« Maintenir des liens avec la femme qui a porté l’enfant »
Spécialiste de l’enfance et de l’adolescence, le pédopsychiatre toulonnais Marcel Rufo, âgé de 79 ans, a longtemps été contre la GPA. Et puis, il a revu son jugement. Depuis quelques années, il se demande si l’opposition claire qu’il exprimait autrefois n’était pas trop radicale.
Pourquoi étiez-vous totalement opposé à la GPA ?
Tout d’abord parce que durant la grossesse il se passe quelque chose d’extrêmement fort entre la mère et l’enfant. C’està-dire tout ce processus qui fait qu’à la naissance, le bébé est doté de certains moyens de communication qu’il a développés lorsqu’il était dans le ventre de sa mère. Le fait de retirer l’enfant à sa mère à la naissance, je considérais cela comme une rupture trop dure pour le bébé. La seconde raison, de manière plus générale, c’est la marchandisation du corps de la femme qui me paraissait impossible à concevoir.
Et qu’est-ce qui a participé à faire évoluer votre jugement ?
J’ai rencontré une cinquantaine de couples de garçons qui ont eu recours à la GPA pour devenir parents. Certains l’ont pratiquée en Ukraine, aux États-Unis et parfois en Inde. Dans des pays où la pratique est légale. J’ai aussi rencontré les enfants et je dois dire qu’à ma surprise absolue, ils allaient tous bien. Il est important de préciser que j’ai toujours été favorable à l’adoption pour les couples formés par des hommes. Ces rencontres n’ont fait que confirmer qu’ils étaient tout à fait capables de bien élever un enfant.
Vous voulez dire que l’enfant n’a pas forcément besoin d’une mère pour grandir dans de bonnes conditions ?

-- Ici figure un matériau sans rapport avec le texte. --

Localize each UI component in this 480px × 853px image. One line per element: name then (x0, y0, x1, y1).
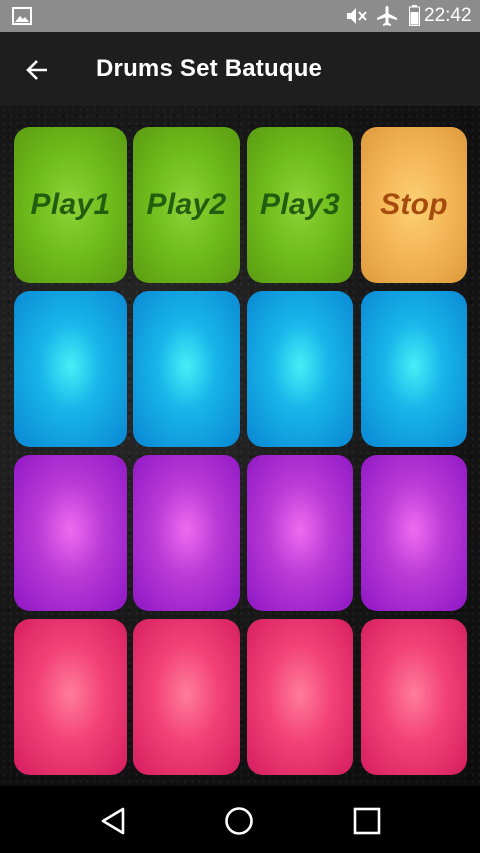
pad-label: Play3 (260, 188, 340, 221)
pad-label: Play2 (146, 188, 227, 221)
pad-r1-c2[interactable]: Play2 (133, 127, 240, 283)
pad-r2-c3[interactable] (247, 291, 353, 447)
battery-icon (409, 5, 420, 26)
pad-label: Stop (380, 188, 448, 221)
pad-label: Play1 (30, 188, 111, 221)
nav-home-button[interactable] (219, 801, 259, 841)
pad-grid: Play1 Play2 Play3 Stop (0, 106, 480, 786)
pad-r2-c1[interactable] (14, 291, 127, 447)
back-arrow-icon (26, 60, 47, 80)
status-bar: 22:42 (0, 0, 480, 32)
airplane-mode-icon (377, 6, 397, 26)
app-bar: Drums Set Batuque (0, 32, 480, 106)
navigation-bar (0, 786, 480, 853)
pad-r3-c4[interactable] (361, 455, 467, 611)
pad-r4-c4[interactable] (361, 619, 467, 775)
pad-r1-c4[interactable]: Stop (361, 127, 467, 283)
pad-r1-c1[interactable]: Play1 (14, 127, 127, 283)
pad-r4-c2[interactable] (133, 619, 240, 775)
pad-r2-c4[interactable] (361, 291, 467, 447)
nav-recents-button[interactable] (347, 801, 387, 841)
image-icon (12, 7, 32, 25)
nav-back-icon (101, 807, 125, 835)
nav-recents-icon (353, 807, 381, 835)
back-button[interactable] (14, 47, 60, 93)
page-title: Drums Set Batuque (96, 55, 323, 82)
nav-back-button[interactable] (93, 801, 133, 841)
status-time: 22:42 (424, 5, 472, 26)
pad-r1-c3[interactable]: Play3 (247, 127, 353, 283)
pad-r4-c3[interactable] (247, 619, 353, 775)
pad-r3-c3[interactable] (247, 455, 353, 611)
pad-r2-c2[interactable] (133, 291, 240, 447)
pad-r3-c2[interactable] (133, 455, 240, 611)
pad-r3-c1[interactable] (14, 455, 127, 611)
nav-home-icon (225, 807, 253, 835)
pad-r4-c1[interactable] (14, 619, 127, 775)
mute-icon (347, 8, 367, 24)
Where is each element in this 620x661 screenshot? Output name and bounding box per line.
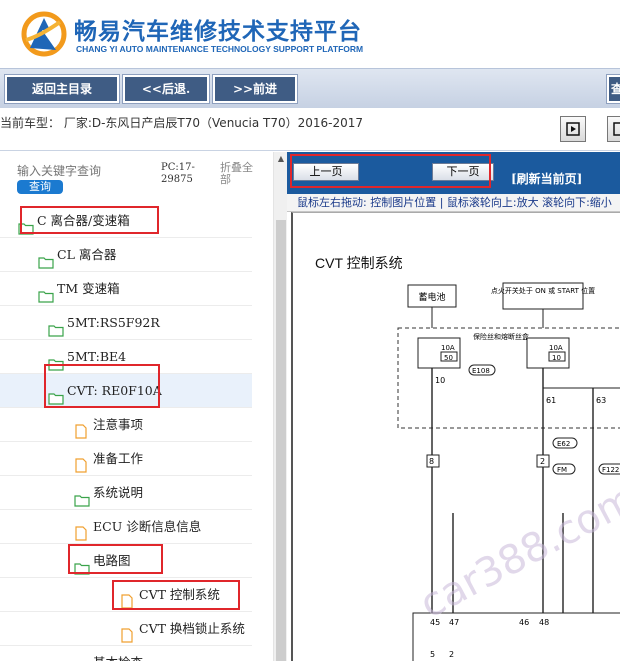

C’est cela. J’ai remarqué que dans l’organisation de ces couples et grâce à l’entourage de ces derniers, avec les grands-mères, les soeurs, les tantes, l’enfant avait des possibilités d’identification féminine. En somme, que l’entourage peut tout à fait pallier l’absence de mère dans le cas des couples homosexuels composés d’hommes. Pour moi, que ce soit pour la GPA ou l’adoption de manière générale, ce n’est pas un couple qui adopte, mais une famille. Et c’est de cela qu’à besoin un enfant.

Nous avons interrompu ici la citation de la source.